The Rose Green Cities Fund has purchased an affordable housing complex in a gentrifying area of D.C., not to capitalize on rising prices but to protect affordable ones. Unlikely, you say? The Fund's mission is to preserve affordable housing.
"Jonathan Rose, president and founder of the Rose company, said that because of the escalating costs of housing in the Washington area, he made it one of four markets in which to focus his efforts on building and preserving affordable housing," writes Jonathan O'Connell. "The others are Chicago, Newark and Connecticut’s Fairfield County."
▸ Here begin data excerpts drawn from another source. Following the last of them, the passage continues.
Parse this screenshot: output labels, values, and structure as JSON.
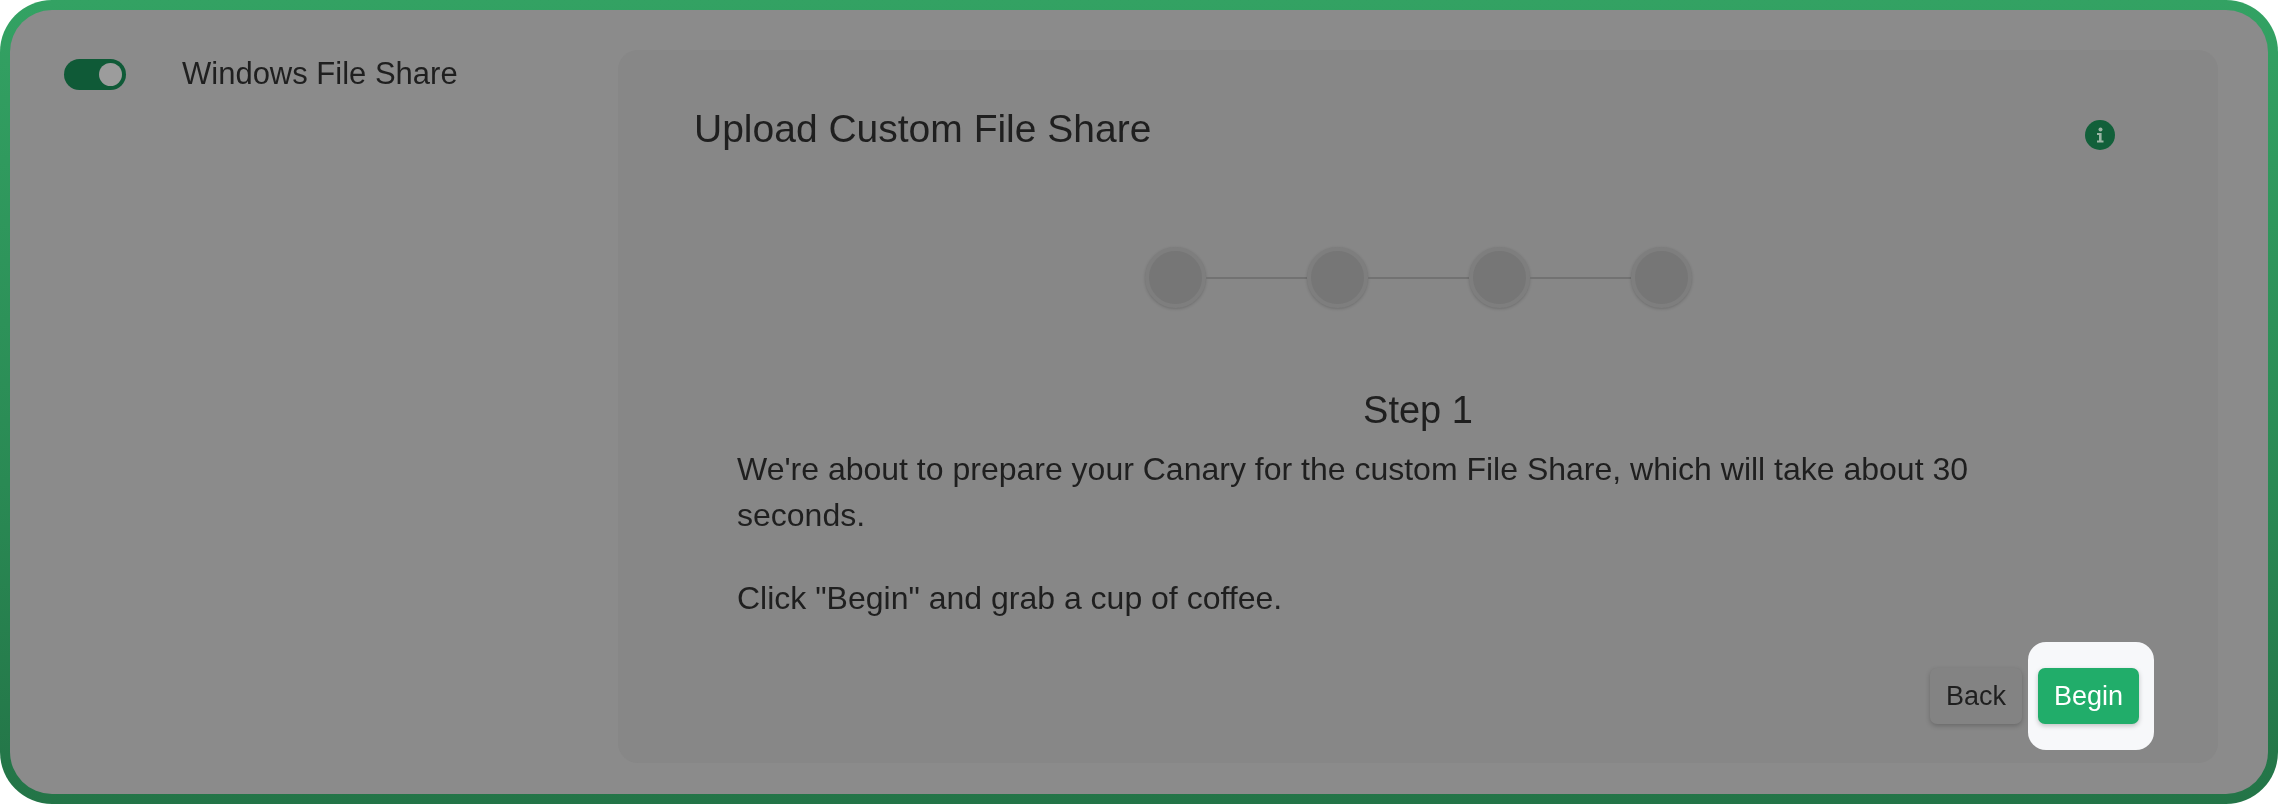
{
  "setting": {
    "label": "Windows File Share",
    "on": true
  },
  "dialog": {
    "title": "Upload Custom File Share",
    "steps": [
      {
        "active": false
      },
      {
        "active": false
      },
      {
        "active": false
      },
      {
        "active": false
      }
    ],
    "step_title": "Step 1",
    "paragraphs": [
      "We're about to prepare your Canary for the custom File Share, which will take about 30 seconds.",
      "Click \"Begin\" and grab a cup of coffee."
    ],
    "buttons": [
      {
        "label": "Back",
        "kind": "secondary",
        "highlighted": false
      },
      {
        "label": "Begin",
        "kind": "primary",
        "highlighted": true
      }
    ]
  }
}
The Rose Green Cities Fund's first venture in the D.C. market is the 223-unit Channel Square Apartments, near where luxury apartment buildings are rising in the burgeoning Southwest quadrant of the city. They've planned a number of energy and environmental upgrades for the complex.
"In the long term, Rose said, 51 percent or more of the units would be set aside for families making below the area median income, although he said the exact formula has not been decided upon. 'There are already a number of families and lower-income households there. Our number one goal is to keep all of those families in the building,' Rose said."
"Can the developers make money if they renovate the building and keep most of the tenants in place?" asks O'Connell. "Rose said that the mission-oriented Green Cities Fund aims for a 8 to 12 percent return over a six-year period, a lower return than what many for-profit developers expect."